Norm Carpenter Natural Innovation Helps Him Spark Natural-Foods Store
For years, Norm Carpenter pestered executives at Rosauers Supermarkets Inc. about opening a natural foods supermarket.
For years, they didn’t bite.
Finally, he convinced Rosauers leaders to visit other natural foods supermarkets around the country.
“By the end of the second day, their enthusiasm had come up five-fold and they were bringing up issues like, ‘What are we going to call it?’ ” said Carpenter.
Less than a year later, Huckleberry’s Fresh Market was born.
A 17,500-square-foot store opened on the South Hill in December. Then a 35,000-square-foot store opened in April in a refurbished Rosauers store in the Spokane Valley.
As head of general merchandising for Rosauers, Carpenter was watching the natural foods industry explode and certain it would take off in Spokane. He had experimented with products such as vegetarian hotdogs and blue corn tortilla chips in Rosauers stores and had watched them catch on.
“There’s a huge awareness about taking better care of ourselves,” said Carpenter, who grew up a self-described “meat and potatoes guy.” Since starting Hucklberry’s he and his family have paid more attention to natural foods and remedies. “There are more people who want to be more thoughtful about their bodies,” he said.
Carpenter, 51, was named marketing and operations manager for Huckleberry’s. His personal touches are present throughout the new stores.
Gone are the long rows of grocery aisles lined up like lanes of a freeway. Some areas are shaped like cul-de-sacs - a definite no-no in the grocery business because people have to stop and turn around. A library encourages consumers to peruse books on nutrition and cooking.
Carpenter didn’t want people visiting Huckleberry’s to zoom through the store, trying to finish the chore of shopping as quickly as possible.
“I wanted to slow people down,” he said. “Every area feels kind of private and quiet.”
Plans to expand Huckleberry’s in Rosauers four-state market should provide Carpenter plenty of opportunities to use his creative skills.

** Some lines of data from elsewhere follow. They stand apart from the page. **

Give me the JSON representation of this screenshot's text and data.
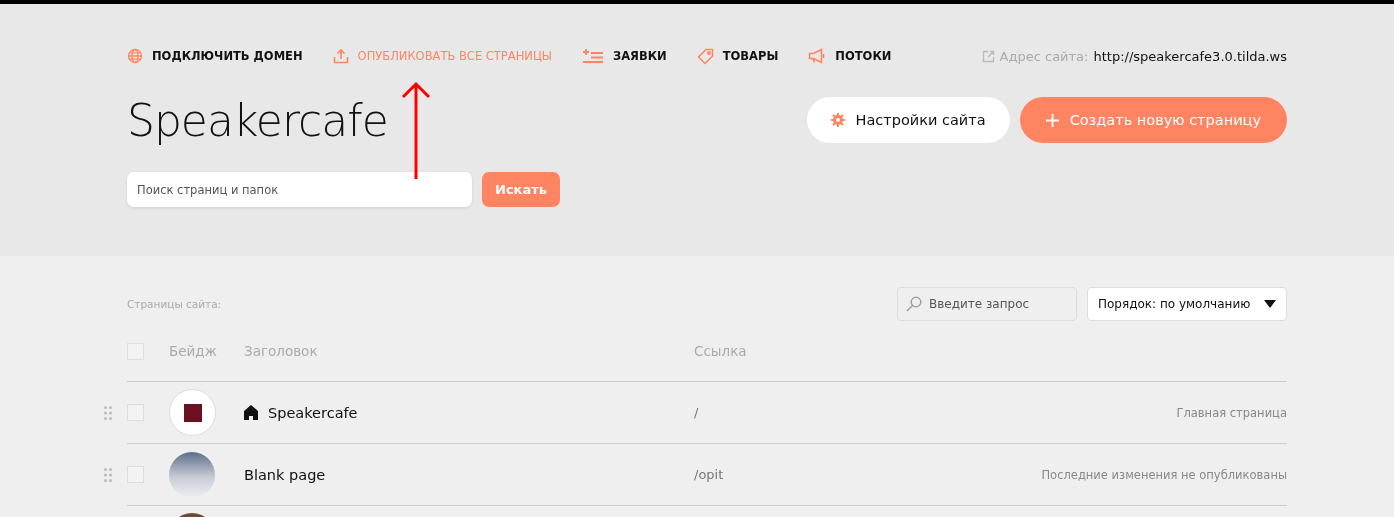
{
  "nav": [
    {
      "kind": "domain",
      "label": "ПОДКЛЮЧИТЬ ДОМЕН",
      "accent": false
    },
    {
      "kind": "publish",
      "label": "ОПУБЛИКОВАТЬ ВСЕ СТРАНИЦЫ",
      "accent": true
    },
    {
      "kind": "leads",
      "label": "ЗАЯВКИ",
      "accent": false
    },
    {
      "kind": "products",
      "label": "ТОВАРЫ",
      "accent": false
    },
    {
      "kind": "streams",
      "label": "ПОТОКИ",
      "accent": false
    }
  ],
  "site_address": {
    "label": "Адрес сайта:",
    "url": "http://speakercafe3.0.tilda.ws"
  },
  "project_title": "Speakercafe",
  "settings_button": "Настройки сайта",
  "create_button": "Создать новую страницу",
  "search": {
    "placeholder": "Поиск страниц и папок",
    "button": "Искать"
  },
  "pages_label": "Страницы сайта:",
  "filter": {
    "placeholder": "Введите запрос"
  },
  "sort": {
    "value": "Порядок: по умолчанию"
  },
  "table": {
    "select_all": {
      "checked": false
    },
    "columns": [
      "Бейдж",
      "Заголовок",
      "Ссылка"
    ],
    "rows": [
      {
        "title": "Speakercafe",
        "home": true,
        "link": "/",
        "status": "Главная страница",
        "checked": false,
        "kind": "logo"
      },
      {
        "title": "Blank page",
        "home": false,
        "link": "/opit",
        "status": "Последние изменения не опубликованы",
        "checked": false,
        "kind": "photo"
      }
    ]
  }
}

He wouldn’t reveal where the next Huckleberry’s would be, just saying there’s lots of room to expand.
The nation’s two leading natural foods supermarkets, Whole Foods, based in Texas, and Wild Oats, in Colorado, only have 68 and 44 stores, respectively. Neither has entered the Spokane market.
“There are huge pieces of the country that are totally unexplored by this industry,” Carpenter said. “We can own this market before anyone else thinks about coming in here.”

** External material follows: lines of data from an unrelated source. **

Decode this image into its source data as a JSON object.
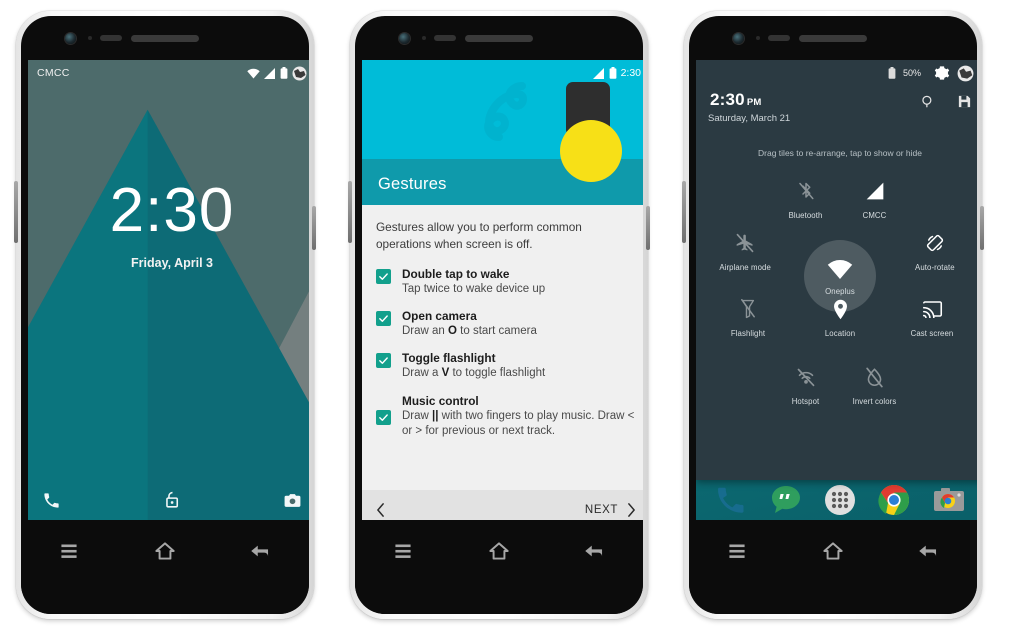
{
  "scene": {
    "title": "OnePlus One OxygenOS screenshots",
    "device_count": 3
  },
  "colors": {
    "lock_sky": "#4d6b6b",
    "lock_mountain": "#0d6b76",
    "lock_mountain_light": "#8c8c8c",
    "hero_cyan": "#00bcd8",
    "hero_band_teal": "#0f9aab",
    "checkbox_green": "#12a08c",
    "pen_yellow": "#f7e017",
    "panel_dark": "#2b3a42",
    "home_teal": "#0f7d84"
  },
  "phone1": {
    "name": "lock-screen",
    "statusbar": {
      "carrier": "CMCC",
      "icons": [
        "wifi-icon",
        "signal-icon",
        "battery-icon",
        "globe-icon"
      ]
    },
    "clock": {
      "time": "2:30",
      "date": "Friday, April 3"
    },
    "shortcuts": [
      {
        "name": "phone-shortcut",
        "icon": "phone-icon"
      },
      {
        "name": "unlock-shortcut",
        "icon": "lock-icon"
      },
      {
        "name": "camera-shortcut",
        "icon": "camera-icon"
      }
    ],
    "navbar": [
      {
        "name": "menu-button",
        "icon": "menu-icon"
      },
      {
        "name": "home-button",
        "icon": "home-icon"
      },
      {
        "name": "back-button",
        "icon": "back-icon"
      }
    ]
  },
  "phone2": {
    "name": "gestures-setup-screen",
    "statusbar": {
      "time": "2:30",
      "icons": [
        "signal-icon",
        "battery-icon"
      ]
    },
    "hero": {
      "title": "Gestures"
    },
    "intro": "Gestures allow you to perform common operations when screen is off.",
    "items": [
      {
        "title": "Double tap to wake",
        "desc": "Tap twice to wake device up",
        "checked": true
      },
      {
        "title": "Open camera",
        "desc_pre": "Draw an ",
        "desc_bold": "O",
        "desc_post": " to start camera",
        "checked": true
      },
      {
        "title": "Toggle flashlight",
        "desc_pre": "Draw a ",
        "desc_bold": "V",
        "desc_post": " to toggle flashlight",
        "checked": true
      },
      {
        "title": "Music control",
        "desc_pre": "Draw ",
        "desc_bold": "||",
        "desc_post": " with two fingers to play music. Draw < or > for previous or next track.",
        "checked": true
      }
    ],
    "footer": {
      "back_icon": "chevron-left-icon",
      "next_label": "NEXT",
      "next_icon": "chevron-right-icon"
    },
    "navbar": [
      {
        "name": "menu-button",
        "icon": "menu-icon"
      },
      {
        "name": "home-button",
        "icon": "home-icon"
      },
      {
        "name": "back-button",
        "icon": "back-icon"
      }
    ]
  },
  "phone3": {
    "name": "quick-settings-edit-screen",
    "statusbar": {
      "battery_label": "50%",
      "icons": [
        "battery-icon",
        "gear-icon",
        "globe-icon"
      ]
    },
    "header": {
      "time": "2:30",
      "meridiem": "PM",
      "date": "Saturday, March 21",
      "actions": [
        {
          "name": "search-action",
          "icon": "search-icon"
        },
        {
          "name": "save-action",
          "icon": "save-icon"
        }
      ]
    },
    "hint": "Drag tiles to re-arrange, tap to show or hide",
    "tiles": [
      {
        "label": "Bluetooth",
        "icon": "bluetooth-off-icon",
        "dim": true
      },
      {
        "label": "CMCC",
        "icon": "signal-icon",
        "dim": false
      },
      {
        "label": "Airplane mode",
        "icon": "airplane-off-icon",
        "dim": true
      },
      {
        "label": "Auto-rotate",
        "icon": "autorotate-icon",
        "dim": false
      },
      {
        "label": "Flashlight",
        "icon": "flashlight-off-icon",
        "dim": true
      },
      {
        "label": "Location",
        "icon": "location-icon",
        "dim": false
      },
      {
        "label": "Cast screen",
        "icon": "cast-icon",
        "dim": false
      },
      {
        "label": "Hotspot",
        "icon": "hotspot-off-icon",
        "dim": true
      },
      {
        "label": "Invert colors",
        "icon": "invert-colors-off-icon",
        "dim": true
      }
    ],
    "dragging_tile": {
      "label": "Oneplus",
      "icon": "wifi-icon"
    },
    "dock": [
      {
        "name": "dock-phone",
        "icon": "phone-icon"
      },
      {
        "name": "dock-messages",
        "icon": "messages-icon"
      },
      {
        "name": "dock-app-drawer",
        "icon": "apps-grid-icon"
      },
      {
        "name": "dock-chrome",
        "icon": "chrome-icon"
      },
      {
        "name": "dock-camera",
        "icon": "camera-icon"
      }
    ],
    "navbar": [
      {
        "name": "menu-button",
        "icon": "menu-icon"
      },
      {
        "name": "home-button",
        "icon": "home-icon"
      },
      {
        "name": "back-button",
        "icon": "back-icon"
      }
    ]
  }
}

The attention Carpenter put into Huckleberry’s has paid off. Parking lots at the two stores are busy and Carpenter’s file cabinet is filled with notes from customers thanking Rosauers for creating Huckleberry’s.
His office shelves are crowded with new products he’s considering introducing in the store.
“What’s kept me interested in this business is starting new things,” Carpenter said. “I like to find out what’s possible. No matter where I’ve worked, I’ve eventually been the person they’ve tapped for the innovative projects.”
That’s a long way from his “scratch-poor” childhood in northeastern Ohio. Thoughts of higher education were not common in his family, Carpenter said.
A straight-A student and star athlete, Carpenter left home at age 15, traveling to California to live with an uncle. He got a job at Safeway boxing groceries and paid his way through high school graduation.
He entered the Air Force Academy in Colorado Srpings, but realized after two years that the military was not for him.
He returned to the grocery business and worked for 12 more years at Safeway and Albertson’s stores in California.
“I came out of a history of really big poverty. The grocery business is forever. It was a security blanket. I wanted to know that I was getting a paycheck every week,” Carpenter said.
Carpenter moved to Spokane in 1975 and worked for the grocery wholesaler URM as dairy coordinator. Supermarkets then were expanding rapidly, adding in-store delis, bakeries and other amenities. Carpenter’s ability to get new operations up and running fast honed his reputation as an innovator.
He went back to school at EWU in 1977, earning his bachelor’s degree in American literature in 1981. He had dreams of teaching, but practicality kept him in the grocery business. “By the time I got a degree, I was making a third more than I could as a beginning school teacher,” Carpenter said.
He joined Rosauers in 1987 as director of the produce and floral departments and rose to director of general merchandising. Last year, he was asked to start up Huckleberry’s.
“We’re just trying to be their best alternative if they want to vote with their checkbooks, with the way they shop,” Carpenter said. “Huckleberry’s is an important piece of this community. We’ve filled an awful lot of needs.”